In 1945, the German populace who found themselves in the path of the advancing Soviet Union army were scrambling to get out rather than find themselves at the mercy of the Soviet forces. A massive evacuation effort called Operation Hannibal was set into motion in order to transport civilians, soldiers, and equipment back to safety via the Baltic Sea.
Originally a luxury cruiseliner, the Gustloff was repurposed as a hospital and later a floating barracks before being enlisted to transport refugees as part of the evacuation effort. Although the ship was meant for 2,000 passengers, it is believed that many of the thousands of refugees thronging the port of Gotenhafen (now Gdynia, Poland) forced their way on board in the hopes of making it out before the Soviet armies arrived.
As per reports, the Gustloff set sail on January 30, 1945, with an estimated 10,000 people consisting of U-boat trainees, Women’s Naval Auxiliary Members, Hitler Youth, reluctant conscripts, German civilians, mothers, and children crammed onboard.

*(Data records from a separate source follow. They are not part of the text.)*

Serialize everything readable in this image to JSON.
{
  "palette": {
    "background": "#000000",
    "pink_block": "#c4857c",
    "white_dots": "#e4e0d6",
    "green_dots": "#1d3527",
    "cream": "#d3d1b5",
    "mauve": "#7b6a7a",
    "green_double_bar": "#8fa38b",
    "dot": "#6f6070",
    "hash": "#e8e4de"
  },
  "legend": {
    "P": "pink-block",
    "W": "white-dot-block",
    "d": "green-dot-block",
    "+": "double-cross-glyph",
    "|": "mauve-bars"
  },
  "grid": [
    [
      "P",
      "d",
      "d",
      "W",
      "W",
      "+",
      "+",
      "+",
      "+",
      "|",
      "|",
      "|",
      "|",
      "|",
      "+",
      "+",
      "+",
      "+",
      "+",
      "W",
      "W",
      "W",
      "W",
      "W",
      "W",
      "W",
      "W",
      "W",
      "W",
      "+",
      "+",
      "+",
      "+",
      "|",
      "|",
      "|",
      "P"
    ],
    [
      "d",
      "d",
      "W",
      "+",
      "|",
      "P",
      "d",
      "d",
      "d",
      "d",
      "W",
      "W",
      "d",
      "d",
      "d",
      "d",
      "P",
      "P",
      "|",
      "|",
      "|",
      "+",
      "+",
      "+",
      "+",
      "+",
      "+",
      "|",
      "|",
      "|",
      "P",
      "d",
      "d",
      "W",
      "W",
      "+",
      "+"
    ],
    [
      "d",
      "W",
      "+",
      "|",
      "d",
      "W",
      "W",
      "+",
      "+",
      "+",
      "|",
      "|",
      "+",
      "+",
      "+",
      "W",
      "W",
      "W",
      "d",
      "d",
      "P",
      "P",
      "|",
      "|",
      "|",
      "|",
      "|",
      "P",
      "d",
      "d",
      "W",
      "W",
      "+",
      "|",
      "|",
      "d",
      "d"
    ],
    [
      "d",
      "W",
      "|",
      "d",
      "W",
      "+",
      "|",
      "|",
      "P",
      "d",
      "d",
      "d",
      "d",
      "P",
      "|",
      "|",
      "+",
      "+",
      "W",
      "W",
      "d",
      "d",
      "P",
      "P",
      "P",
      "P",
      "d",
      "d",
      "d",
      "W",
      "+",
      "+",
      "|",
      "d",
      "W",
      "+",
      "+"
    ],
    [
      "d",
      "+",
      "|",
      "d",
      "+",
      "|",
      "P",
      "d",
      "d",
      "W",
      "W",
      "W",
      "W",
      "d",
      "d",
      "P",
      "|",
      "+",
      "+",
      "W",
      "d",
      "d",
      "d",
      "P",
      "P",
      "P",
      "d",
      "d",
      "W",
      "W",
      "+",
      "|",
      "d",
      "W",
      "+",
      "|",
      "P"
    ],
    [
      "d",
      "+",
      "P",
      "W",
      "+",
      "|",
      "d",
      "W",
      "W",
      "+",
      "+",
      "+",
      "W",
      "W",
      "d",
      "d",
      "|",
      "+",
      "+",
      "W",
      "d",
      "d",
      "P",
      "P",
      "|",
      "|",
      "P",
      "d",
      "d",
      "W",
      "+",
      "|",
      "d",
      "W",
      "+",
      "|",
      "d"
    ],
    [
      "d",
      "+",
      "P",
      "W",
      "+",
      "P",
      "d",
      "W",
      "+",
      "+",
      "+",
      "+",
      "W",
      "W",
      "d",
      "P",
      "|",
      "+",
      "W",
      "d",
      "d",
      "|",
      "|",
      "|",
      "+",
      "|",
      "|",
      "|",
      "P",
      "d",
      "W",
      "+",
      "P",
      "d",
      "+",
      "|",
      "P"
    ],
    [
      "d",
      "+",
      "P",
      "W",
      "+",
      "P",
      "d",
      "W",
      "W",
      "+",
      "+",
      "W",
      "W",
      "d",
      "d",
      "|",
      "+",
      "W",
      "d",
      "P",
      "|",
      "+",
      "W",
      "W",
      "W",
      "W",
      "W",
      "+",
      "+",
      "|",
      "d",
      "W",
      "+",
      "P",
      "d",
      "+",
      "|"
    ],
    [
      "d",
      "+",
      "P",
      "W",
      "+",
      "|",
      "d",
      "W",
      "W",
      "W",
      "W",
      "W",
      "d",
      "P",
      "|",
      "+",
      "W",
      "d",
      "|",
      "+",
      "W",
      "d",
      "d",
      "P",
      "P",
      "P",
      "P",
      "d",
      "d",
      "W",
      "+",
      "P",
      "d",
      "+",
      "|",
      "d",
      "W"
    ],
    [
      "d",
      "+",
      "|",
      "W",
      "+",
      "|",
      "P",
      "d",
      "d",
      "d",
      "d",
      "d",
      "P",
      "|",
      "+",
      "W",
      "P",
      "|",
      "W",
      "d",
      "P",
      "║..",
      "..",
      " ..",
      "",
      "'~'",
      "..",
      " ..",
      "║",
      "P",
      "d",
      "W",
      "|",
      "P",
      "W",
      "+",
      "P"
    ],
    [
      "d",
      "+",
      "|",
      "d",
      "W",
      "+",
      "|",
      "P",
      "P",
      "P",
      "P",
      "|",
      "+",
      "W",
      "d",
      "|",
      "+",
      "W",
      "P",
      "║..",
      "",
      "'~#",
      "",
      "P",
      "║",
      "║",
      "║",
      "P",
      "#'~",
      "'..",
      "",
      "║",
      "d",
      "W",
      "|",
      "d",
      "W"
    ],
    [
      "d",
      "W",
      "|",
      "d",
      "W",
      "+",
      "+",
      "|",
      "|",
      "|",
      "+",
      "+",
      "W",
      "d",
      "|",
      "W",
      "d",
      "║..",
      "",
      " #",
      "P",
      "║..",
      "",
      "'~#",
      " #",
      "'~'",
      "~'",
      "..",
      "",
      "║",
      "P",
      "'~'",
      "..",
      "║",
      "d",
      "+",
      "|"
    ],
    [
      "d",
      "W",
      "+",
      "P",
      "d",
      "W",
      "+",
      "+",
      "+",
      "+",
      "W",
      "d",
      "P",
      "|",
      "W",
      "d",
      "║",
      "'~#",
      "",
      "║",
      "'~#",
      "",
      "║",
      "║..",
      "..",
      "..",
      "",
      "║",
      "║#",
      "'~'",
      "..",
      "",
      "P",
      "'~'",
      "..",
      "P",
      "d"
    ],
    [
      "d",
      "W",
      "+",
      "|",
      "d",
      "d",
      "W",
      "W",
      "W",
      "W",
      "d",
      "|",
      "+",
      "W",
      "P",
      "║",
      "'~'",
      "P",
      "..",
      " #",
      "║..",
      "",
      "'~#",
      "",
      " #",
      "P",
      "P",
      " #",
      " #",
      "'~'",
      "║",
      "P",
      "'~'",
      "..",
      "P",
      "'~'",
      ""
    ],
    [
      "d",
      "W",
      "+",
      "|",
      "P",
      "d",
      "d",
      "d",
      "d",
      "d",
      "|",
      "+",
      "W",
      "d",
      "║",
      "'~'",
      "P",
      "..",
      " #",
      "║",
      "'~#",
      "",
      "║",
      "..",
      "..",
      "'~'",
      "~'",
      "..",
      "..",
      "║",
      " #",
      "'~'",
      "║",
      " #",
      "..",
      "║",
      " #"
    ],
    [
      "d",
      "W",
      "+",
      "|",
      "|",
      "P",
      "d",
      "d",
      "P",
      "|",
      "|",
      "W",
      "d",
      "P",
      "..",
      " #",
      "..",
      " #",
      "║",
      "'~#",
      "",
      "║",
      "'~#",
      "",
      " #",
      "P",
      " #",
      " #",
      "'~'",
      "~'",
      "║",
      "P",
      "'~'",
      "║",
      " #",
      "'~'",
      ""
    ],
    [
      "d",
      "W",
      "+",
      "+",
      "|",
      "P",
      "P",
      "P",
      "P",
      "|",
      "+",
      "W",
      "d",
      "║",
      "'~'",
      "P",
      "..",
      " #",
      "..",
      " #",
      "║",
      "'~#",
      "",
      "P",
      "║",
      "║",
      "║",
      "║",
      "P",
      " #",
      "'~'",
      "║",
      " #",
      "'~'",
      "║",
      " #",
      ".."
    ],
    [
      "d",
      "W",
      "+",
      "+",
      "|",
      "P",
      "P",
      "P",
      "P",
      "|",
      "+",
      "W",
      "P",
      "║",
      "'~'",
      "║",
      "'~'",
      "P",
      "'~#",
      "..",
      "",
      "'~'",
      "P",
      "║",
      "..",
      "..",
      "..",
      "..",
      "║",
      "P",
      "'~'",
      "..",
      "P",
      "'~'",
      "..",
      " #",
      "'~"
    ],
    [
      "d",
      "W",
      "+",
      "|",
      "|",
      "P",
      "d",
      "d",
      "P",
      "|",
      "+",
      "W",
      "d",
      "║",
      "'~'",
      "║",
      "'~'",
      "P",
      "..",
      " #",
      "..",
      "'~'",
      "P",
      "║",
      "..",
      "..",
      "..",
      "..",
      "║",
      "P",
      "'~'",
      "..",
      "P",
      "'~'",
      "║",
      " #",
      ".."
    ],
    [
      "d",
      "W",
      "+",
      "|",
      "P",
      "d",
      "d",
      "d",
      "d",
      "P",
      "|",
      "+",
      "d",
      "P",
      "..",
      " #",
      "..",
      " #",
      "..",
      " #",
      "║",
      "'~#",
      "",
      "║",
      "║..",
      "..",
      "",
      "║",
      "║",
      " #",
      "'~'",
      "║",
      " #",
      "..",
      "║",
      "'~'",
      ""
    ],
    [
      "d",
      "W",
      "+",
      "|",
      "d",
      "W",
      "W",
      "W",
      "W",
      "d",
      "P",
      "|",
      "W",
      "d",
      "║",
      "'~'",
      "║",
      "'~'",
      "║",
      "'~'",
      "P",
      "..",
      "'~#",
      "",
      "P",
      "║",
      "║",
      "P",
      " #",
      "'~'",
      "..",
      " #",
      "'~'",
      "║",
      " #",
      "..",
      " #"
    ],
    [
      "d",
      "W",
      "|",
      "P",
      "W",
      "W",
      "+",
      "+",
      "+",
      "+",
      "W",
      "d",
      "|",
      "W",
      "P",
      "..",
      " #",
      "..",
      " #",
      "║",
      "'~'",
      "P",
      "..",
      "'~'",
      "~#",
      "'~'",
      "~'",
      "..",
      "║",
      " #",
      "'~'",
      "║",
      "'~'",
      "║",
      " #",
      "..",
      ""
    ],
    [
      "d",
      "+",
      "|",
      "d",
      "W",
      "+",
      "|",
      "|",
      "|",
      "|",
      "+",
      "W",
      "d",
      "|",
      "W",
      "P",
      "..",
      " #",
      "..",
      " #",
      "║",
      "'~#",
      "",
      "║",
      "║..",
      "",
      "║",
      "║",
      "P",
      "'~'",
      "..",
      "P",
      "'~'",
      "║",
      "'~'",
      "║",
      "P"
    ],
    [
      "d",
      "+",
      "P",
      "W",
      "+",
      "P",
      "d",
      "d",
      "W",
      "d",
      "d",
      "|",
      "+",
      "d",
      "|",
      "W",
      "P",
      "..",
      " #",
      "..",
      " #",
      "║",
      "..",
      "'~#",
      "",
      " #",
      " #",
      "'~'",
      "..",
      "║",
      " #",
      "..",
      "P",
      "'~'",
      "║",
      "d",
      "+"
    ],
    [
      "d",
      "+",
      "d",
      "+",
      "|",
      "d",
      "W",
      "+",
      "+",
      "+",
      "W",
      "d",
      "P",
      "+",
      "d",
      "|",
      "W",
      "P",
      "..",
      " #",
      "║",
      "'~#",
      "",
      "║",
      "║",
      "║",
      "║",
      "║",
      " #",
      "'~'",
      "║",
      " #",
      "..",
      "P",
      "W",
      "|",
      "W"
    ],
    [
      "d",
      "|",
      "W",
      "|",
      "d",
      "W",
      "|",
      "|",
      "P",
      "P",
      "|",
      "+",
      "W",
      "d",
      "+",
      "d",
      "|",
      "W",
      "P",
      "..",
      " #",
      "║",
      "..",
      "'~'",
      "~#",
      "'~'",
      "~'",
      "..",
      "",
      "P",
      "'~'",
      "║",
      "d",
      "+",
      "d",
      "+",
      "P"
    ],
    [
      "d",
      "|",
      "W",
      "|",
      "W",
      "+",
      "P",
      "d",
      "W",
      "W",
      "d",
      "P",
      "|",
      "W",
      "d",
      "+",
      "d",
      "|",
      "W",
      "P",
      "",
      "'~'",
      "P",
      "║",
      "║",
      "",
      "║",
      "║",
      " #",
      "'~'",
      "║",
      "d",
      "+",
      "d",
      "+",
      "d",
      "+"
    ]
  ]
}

Little did they know that the ship was en route to a fatal rendevous with a Soviet submarine captained by Alexander Marinesko.
The Soviet submarine fired three torpedoes that hit the port side of the Gustloff instantly killing many and trapping others with no means of escape. Those who were not able to get a spot on the life rafts had no choice but to leap into the dark, frigid waters of the Baltic. Even though rescuers were quick on the scene, only 1,200 people could be saved.
This is an excerpt from an article that explains why so little is known about the deadliest disaster at sea: "The stories of the survivors and the memory of the many dead were largely lost in the fog of the closing war, amid pervasive devastation and in a climate where the victors would be little inclined to feel sympathy with a populace considered Nazis—or at the very least, Nazis by association."